An Advanced Driving Agent with the Multimodal Large Language Model for Autonomous Vehicles
Junzhou Chen, Sidi Lu
Abstract
As deep learning technology advances Autonomous Driving (AD), existing AD methods encounter performance limitations, especially in handling corner cases, interpretability, and verifiability, which are crucial for the safety of connected and autonomous vehicles.
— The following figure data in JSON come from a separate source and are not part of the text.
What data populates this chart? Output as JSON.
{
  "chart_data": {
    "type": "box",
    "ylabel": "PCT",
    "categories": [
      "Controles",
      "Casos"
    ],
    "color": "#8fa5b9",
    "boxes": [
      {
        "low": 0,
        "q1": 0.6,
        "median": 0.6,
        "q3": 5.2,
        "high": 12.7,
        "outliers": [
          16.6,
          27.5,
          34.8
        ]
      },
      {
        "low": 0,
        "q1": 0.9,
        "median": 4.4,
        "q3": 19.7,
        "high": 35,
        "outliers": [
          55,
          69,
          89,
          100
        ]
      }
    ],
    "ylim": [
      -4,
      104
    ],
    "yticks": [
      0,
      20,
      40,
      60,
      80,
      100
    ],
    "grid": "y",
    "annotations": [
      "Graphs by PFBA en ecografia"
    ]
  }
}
Multimodal Large Language Models (MLLMs) demonstrate remarkable understanding and reasoning capabilities, presenting a transformative opportunity to overcome challenges faced by traditional AD algorithms. We conduct a comprehensive study on the application of MLLMs in AD, exploring their potential to address critical challenges faced by traditional AD algorithms. We construct a Visual-Question-Answering dataset for model fine-tuning to address hallucinations and poor logic analysis issues in MLLMs. We then decompose the AD decision-making process into Scene Understanding, Prediction, and Decision, allowing MLLMs to construct Chain-of-Thought to make decisions step by step. Subsequently, we propose a new framework enabling models to perform AD tasks under conditions of limited local computing resources, few-shots, multimodality, and complex scenarios, enhancing the flexibility of future AD system deployment. Our extensive experiments and in-depth analyses demonstrate the significant advantages of MLLMs for AD. We also discuss the strengths and weaknesses of existing methods, providing a detailed outlook on MLLMs in AD.